Wednesday, May 19, 2010

Sometimes it IS Depression


I think most of you are aware that I regularly take anti-depressants and am very pro-medication when it comes to mental stability. I've had depression for 10 years now so taking my meds is second nature and has always proved necessary. Sometimes I test the waters with lower doses of my regular meds or stop them altogether just to make sure I still need them. It can be quite cumbersome to manage all my medication.

Well, last week was one of those weeks where I thought I could do without my prozac for a few days. I've done it before in 2 to 3 day increments and survived, no reason I should think this time would be any different. But it was going to be a good 10 days before I could get said prozac, so I decided I would supplement with an expired anti-depressant I had from a few years ago thinking that would at least keep my serotonin levels at a manageable point.

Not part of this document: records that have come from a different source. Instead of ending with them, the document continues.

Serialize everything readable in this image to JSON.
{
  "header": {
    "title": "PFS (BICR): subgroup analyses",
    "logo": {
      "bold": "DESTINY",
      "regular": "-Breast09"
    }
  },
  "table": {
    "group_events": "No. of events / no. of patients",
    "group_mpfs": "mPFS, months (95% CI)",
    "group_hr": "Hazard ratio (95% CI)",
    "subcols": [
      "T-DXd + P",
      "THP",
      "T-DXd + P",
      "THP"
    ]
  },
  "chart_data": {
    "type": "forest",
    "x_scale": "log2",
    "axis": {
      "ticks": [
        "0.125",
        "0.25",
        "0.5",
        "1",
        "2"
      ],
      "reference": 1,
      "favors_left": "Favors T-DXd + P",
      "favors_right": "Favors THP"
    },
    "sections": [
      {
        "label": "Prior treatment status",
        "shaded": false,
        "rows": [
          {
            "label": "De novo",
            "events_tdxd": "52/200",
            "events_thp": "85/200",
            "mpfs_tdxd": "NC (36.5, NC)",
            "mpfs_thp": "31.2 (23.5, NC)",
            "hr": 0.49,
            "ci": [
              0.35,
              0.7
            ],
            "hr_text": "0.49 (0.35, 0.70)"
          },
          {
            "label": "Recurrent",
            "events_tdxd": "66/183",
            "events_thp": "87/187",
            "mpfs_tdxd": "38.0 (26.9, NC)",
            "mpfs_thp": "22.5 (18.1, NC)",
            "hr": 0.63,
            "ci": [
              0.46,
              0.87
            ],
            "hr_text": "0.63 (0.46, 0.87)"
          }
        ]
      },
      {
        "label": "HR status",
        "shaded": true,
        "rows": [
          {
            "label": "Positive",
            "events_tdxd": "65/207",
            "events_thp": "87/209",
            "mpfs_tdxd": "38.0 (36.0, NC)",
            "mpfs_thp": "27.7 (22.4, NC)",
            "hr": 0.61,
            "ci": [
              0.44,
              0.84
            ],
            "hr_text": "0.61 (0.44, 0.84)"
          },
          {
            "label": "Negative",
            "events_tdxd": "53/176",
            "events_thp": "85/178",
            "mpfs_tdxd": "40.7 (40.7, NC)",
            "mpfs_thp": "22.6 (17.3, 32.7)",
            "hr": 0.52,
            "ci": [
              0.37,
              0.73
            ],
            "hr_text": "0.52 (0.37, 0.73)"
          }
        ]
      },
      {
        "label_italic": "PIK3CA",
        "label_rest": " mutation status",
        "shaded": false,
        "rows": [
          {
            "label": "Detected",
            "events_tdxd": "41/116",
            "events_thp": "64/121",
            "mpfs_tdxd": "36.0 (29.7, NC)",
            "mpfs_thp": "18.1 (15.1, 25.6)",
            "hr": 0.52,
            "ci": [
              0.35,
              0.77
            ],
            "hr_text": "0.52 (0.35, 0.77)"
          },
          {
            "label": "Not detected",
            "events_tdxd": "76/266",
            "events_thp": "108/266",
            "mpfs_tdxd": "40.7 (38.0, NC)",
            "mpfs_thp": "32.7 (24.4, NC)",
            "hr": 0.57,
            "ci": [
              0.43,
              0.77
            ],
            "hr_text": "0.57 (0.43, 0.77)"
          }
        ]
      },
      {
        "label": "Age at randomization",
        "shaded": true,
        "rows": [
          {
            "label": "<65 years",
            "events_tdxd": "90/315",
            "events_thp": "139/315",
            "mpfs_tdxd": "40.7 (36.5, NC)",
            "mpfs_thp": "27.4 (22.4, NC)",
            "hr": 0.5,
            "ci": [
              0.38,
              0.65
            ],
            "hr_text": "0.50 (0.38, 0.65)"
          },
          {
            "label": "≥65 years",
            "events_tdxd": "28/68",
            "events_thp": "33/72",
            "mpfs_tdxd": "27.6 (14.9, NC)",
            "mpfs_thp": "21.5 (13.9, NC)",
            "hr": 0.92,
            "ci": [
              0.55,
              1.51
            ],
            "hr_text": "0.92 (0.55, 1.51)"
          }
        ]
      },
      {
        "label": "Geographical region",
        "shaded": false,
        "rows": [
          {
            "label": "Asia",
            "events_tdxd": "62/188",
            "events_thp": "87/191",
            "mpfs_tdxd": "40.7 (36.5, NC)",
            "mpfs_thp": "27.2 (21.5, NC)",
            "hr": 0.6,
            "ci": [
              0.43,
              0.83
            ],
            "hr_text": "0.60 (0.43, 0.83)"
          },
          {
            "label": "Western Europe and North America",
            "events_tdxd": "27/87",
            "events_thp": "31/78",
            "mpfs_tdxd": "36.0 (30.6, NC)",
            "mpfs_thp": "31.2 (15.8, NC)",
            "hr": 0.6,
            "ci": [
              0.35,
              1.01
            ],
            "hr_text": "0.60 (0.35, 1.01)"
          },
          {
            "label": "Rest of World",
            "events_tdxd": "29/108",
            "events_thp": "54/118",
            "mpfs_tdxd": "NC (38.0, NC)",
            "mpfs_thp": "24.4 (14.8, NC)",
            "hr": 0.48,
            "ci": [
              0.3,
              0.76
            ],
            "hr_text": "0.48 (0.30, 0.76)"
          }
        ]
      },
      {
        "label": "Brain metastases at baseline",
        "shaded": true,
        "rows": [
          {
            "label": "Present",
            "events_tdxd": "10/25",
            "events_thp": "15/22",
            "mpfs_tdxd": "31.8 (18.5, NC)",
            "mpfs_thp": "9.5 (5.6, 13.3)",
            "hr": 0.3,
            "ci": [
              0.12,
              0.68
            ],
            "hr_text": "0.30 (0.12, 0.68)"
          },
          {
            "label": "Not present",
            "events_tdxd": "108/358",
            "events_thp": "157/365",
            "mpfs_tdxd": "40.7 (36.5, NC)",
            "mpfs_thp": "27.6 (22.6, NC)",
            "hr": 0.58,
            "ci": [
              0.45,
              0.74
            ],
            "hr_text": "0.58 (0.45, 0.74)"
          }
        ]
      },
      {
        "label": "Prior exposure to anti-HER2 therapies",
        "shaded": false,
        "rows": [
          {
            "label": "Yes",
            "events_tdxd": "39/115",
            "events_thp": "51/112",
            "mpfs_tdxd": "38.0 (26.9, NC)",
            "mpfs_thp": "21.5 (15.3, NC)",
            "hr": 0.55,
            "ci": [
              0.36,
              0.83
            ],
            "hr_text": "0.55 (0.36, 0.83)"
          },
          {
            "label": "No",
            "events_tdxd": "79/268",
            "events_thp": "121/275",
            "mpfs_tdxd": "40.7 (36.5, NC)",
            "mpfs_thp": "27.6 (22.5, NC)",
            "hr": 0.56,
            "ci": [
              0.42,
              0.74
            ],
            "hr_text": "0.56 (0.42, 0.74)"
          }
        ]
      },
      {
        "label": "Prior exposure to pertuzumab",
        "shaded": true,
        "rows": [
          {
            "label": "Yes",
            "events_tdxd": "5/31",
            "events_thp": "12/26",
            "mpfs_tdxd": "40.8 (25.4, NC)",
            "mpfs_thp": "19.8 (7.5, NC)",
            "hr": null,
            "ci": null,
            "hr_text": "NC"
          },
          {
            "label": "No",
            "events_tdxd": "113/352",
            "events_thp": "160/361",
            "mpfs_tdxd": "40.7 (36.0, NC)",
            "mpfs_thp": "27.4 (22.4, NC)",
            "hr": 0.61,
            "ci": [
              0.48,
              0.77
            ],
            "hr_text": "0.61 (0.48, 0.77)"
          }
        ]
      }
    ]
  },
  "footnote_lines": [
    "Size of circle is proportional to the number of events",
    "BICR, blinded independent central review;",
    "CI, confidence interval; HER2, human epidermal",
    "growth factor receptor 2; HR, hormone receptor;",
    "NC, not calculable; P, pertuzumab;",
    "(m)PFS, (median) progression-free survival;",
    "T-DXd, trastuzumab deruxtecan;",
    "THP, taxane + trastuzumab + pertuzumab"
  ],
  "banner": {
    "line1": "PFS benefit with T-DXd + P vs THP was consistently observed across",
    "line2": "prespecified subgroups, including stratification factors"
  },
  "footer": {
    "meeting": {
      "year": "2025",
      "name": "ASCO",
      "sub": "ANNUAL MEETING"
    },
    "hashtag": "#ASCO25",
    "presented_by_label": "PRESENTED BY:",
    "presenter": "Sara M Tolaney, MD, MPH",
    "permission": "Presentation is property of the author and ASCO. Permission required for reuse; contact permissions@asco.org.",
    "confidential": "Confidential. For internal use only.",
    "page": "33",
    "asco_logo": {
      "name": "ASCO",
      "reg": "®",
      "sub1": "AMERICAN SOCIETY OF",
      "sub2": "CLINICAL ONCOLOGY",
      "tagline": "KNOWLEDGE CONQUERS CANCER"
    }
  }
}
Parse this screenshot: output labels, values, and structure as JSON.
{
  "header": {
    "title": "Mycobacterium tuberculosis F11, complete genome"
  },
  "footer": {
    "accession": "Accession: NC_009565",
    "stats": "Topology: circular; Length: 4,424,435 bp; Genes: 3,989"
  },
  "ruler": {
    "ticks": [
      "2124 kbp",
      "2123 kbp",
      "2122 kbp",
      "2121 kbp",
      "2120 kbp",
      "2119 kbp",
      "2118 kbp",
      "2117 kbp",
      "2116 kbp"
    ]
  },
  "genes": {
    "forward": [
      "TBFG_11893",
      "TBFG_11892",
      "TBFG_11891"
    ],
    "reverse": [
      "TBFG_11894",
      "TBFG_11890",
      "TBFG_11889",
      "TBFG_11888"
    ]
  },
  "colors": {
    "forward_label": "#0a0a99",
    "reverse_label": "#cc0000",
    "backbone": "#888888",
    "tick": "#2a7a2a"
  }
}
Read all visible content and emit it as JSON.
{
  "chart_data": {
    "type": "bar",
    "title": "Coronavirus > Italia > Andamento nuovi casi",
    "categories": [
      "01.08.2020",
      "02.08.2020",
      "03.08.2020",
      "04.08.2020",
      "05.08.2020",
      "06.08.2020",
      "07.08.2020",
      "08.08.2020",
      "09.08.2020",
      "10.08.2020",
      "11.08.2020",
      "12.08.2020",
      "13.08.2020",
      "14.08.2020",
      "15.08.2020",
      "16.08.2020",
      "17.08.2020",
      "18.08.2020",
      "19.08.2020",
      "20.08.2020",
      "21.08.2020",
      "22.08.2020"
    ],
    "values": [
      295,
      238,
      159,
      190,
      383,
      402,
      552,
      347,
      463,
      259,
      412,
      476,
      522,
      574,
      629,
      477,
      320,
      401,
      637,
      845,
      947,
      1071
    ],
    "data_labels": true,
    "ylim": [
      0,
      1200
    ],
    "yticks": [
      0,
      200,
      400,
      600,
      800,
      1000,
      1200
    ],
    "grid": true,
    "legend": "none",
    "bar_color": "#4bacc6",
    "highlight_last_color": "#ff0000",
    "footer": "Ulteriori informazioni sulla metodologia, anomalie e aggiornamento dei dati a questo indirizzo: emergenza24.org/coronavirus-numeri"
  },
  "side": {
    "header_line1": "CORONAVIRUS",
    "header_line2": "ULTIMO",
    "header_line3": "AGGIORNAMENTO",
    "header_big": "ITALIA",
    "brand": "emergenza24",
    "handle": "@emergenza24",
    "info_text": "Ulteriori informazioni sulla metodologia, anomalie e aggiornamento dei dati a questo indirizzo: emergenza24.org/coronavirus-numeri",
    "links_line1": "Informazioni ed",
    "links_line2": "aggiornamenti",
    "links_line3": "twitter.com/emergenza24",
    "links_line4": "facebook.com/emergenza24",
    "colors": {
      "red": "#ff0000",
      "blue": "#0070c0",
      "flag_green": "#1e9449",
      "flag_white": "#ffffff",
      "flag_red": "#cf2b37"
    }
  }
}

As you probably guessed, this did not prove successful and the result was jam packed days and sheer exhaustion. In all the years of taking prozac, I did not know that abruptly stopping the medication would cause major fatigue. The only symptom I'd ever experienced before was crying in the bathroom and feeling guilty for crying in the bathroom.

So when I felt completely exhausted and sleepy all the time, I had no other explanation than that my Epstein Barr had come back as I could not think clearly of any other cause. I decided to call my dad just to find out for sure what it was he thought I was dealing with since fatigue can really be caused by anything. When I told him the changes in my medication, he said, "If you go off your prozac abruptly, you're pretty much gonna be exhausted."

The proper medication was called in and now I'm waiting for it to work it's magic. I'm so ready to have some energy and stop crying in the bathroom. Plus, we have a trip to Utah next week and I need to get my game face on for the road trip. Once again, I say hooray for modern medicine.

1 comment:

Kelsey said...

About every 6 to 8 months, I seem to think that I'm all better and no longer need antidepressants. So I stop taking them. And it's always a huge mistake. I've finally come to terms with the fact that I will be on antidepressants the rest of my life. So hopefully no more testing the waters for me. Because my results haven't been any better than yours.